Metropolitan Museum of Art in New York; photo: Peter Horree/Alamy Stock Photo
Metropolitan Museum of Art in New York; photo: Peter Horree/Alamy Stock Photo

One day, at the beginning of the 1970s, when Judy Chicago had already started working on The Dinner Party, Juan Hamilton – a dirt poor 27-year-old after a painful divorce and with no specific plans for the future – knocked on O’Keeffe’s door. As he recounted, at 85 the painter was still stunningly beautiful, but beginning to lose her vision. Hamilton remembered the impression she made on him, as well as a clay pot with human skull that caught his eye. O’Keeffe needed a helper. She subjected Hamilton to a number of tests (which included straightening a large pile of bent nails) and after he passed them, she took him on. He was her chauffeur, gardener, secretary and friend. They went together on a trip to Morocco, which outraged even her closest friends. As Hamilton later recalled: “Rumours abounded that Georgia and I were secretly married, but Georgia just thought that was funny as could be – she loved it.” At that stage of her life, O’Keeffe was absolutely free; she didn’t care about what people would say or think. Although her vision was getting worse, she continued to work creatively till the end of her days, using mostly pencil, charcoal and watercolours.
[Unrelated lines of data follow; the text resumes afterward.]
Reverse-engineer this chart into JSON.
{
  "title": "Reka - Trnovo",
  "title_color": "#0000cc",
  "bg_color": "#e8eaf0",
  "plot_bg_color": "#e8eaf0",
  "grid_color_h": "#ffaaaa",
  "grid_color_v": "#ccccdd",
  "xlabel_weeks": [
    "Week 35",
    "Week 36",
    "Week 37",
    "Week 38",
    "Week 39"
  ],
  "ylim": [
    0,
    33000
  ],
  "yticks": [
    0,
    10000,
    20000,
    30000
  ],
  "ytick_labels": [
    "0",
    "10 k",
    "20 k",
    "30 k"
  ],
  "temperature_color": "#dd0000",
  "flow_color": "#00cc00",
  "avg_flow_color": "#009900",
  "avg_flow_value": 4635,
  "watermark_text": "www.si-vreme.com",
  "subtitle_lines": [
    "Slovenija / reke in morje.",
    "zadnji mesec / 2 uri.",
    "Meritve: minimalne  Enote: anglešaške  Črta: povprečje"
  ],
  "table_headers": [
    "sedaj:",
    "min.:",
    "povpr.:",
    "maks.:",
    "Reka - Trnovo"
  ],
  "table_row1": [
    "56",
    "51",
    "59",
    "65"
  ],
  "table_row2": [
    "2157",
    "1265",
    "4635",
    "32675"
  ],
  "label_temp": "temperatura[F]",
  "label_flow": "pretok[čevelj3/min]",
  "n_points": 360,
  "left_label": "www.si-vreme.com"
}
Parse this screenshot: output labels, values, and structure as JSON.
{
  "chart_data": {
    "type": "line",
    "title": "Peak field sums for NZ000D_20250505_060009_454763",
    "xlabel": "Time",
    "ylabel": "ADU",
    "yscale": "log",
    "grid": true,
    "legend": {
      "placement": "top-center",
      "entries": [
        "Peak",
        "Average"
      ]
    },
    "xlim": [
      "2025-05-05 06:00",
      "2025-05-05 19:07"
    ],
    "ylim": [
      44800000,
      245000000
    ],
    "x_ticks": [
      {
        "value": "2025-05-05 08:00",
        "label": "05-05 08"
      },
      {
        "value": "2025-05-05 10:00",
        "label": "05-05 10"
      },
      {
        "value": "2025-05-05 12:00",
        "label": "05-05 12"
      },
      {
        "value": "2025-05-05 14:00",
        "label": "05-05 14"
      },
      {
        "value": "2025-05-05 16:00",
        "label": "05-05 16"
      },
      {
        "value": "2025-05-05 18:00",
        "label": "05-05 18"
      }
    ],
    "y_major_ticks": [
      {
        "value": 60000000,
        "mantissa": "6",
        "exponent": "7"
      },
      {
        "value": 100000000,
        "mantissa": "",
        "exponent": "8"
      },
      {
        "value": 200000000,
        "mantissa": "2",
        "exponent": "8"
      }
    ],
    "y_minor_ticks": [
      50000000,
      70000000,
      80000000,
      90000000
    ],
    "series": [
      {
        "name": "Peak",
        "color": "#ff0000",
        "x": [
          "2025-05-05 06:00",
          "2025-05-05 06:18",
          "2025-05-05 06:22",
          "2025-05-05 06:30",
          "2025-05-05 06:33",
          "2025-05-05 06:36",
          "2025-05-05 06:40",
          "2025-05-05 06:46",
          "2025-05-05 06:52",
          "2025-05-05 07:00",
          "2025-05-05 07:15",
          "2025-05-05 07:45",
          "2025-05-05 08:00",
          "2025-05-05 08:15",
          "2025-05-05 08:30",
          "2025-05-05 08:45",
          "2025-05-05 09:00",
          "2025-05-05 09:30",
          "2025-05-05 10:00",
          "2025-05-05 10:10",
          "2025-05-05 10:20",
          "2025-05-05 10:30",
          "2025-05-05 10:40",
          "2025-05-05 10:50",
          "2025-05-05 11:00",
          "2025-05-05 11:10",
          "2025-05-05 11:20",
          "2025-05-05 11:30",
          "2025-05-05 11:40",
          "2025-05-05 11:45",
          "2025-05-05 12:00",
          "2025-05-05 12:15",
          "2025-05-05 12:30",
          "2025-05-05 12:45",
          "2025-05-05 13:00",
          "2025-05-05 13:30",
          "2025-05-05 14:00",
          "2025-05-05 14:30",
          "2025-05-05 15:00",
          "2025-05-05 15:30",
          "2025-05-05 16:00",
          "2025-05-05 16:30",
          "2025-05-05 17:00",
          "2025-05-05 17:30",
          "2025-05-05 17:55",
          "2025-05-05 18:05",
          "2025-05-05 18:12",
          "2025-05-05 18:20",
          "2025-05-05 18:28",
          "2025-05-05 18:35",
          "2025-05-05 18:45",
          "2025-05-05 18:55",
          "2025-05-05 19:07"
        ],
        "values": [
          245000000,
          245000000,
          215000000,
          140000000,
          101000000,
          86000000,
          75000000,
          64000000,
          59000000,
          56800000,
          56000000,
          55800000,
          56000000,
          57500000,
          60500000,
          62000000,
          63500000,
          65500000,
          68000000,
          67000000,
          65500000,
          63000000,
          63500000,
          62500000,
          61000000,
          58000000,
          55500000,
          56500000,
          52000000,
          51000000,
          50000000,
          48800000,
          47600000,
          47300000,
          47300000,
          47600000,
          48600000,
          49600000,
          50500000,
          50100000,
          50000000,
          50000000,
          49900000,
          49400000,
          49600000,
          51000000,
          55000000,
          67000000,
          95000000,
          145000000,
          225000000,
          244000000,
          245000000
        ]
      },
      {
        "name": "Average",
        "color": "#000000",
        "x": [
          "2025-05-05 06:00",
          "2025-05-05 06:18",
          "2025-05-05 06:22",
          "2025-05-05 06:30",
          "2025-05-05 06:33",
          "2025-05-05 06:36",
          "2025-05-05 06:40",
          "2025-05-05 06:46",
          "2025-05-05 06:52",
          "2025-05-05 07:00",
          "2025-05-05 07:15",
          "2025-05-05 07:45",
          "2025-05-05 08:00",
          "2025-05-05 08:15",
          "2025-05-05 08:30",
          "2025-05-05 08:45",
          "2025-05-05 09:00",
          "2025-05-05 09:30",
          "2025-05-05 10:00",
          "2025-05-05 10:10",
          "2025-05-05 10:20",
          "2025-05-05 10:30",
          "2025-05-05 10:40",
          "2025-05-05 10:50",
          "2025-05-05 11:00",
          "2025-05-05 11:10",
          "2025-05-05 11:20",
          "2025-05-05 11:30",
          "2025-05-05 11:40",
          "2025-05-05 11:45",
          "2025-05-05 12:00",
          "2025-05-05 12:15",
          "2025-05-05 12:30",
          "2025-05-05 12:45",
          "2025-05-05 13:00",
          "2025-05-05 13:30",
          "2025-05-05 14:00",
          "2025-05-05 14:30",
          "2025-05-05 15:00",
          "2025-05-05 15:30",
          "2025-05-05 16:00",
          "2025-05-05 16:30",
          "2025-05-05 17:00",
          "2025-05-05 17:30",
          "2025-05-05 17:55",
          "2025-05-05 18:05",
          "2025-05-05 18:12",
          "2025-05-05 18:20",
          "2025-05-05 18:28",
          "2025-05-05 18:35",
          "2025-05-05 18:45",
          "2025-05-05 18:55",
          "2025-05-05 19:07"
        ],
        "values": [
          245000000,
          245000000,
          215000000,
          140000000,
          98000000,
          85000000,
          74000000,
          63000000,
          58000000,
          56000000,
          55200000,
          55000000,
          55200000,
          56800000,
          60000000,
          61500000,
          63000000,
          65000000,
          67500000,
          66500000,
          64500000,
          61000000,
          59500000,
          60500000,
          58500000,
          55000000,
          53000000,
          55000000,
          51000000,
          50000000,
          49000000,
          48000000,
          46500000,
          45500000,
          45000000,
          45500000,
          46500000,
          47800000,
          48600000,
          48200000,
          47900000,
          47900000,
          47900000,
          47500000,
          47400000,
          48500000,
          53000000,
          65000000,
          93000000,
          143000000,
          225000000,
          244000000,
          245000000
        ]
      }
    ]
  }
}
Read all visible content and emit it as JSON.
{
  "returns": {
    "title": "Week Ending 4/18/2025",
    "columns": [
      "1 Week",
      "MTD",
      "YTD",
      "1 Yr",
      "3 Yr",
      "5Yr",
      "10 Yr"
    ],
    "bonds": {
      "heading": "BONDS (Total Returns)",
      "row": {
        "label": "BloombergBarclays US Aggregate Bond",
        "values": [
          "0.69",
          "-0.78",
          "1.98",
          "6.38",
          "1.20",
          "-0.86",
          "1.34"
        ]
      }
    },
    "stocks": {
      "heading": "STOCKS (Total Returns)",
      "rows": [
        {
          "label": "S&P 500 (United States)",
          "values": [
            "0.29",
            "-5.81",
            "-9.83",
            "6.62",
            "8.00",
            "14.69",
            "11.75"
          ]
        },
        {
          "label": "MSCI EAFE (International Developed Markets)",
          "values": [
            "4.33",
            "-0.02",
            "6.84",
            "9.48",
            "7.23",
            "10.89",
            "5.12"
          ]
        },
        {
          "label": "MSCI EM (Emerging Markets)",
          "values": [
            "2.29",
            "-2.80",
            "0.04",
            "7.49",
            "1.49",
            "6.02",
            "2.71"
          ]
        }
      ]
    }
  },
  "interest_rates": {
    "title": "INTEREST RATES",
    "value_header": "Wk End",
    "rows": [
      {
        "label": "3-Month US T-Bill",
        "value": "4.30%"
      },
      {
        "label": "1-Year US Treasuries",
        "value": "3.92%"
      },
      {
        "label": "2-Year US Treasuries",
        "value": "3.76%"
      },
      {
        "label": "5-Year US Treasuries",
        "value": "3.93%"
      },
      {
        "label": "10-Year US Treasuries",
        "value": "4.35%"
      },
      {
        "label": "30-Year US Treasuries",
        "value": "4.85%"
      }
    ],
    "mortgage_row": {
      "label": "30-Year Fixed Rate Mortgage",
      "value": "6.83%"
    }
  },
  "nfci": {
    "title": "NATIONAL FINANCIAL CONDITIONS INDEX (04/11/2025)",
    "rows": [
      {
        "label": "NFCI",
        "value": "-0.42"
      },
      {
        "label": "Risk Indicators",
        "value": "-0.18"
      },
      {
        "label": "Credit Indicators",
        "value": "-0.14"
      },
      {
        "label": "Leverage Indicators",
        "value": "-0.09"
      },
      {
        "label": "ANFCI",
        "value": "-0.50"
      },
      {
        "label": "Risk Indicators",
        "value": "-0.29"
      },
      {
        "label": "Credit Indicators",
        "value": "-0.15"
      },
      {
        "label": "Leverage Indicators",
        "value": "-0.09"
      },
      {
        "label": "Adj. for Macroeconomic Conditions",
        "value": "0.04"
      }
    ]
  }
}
She also took up pottery, assisted by Hamilton.

When she died in her Santa Fe home, where she spent the last days of her life, her body was immediately cremated, in accordance with her last will. Juan Hamilton scattered her ashes at the flat top of her beloved mountain Cerro Pedernal, which we know well from her paintings. The first lady of the American avant-garde, the mother of American painting, goddess O’Keeffe is now part of the landscape, which she saw like nobody else before, and which we now see through her eyes.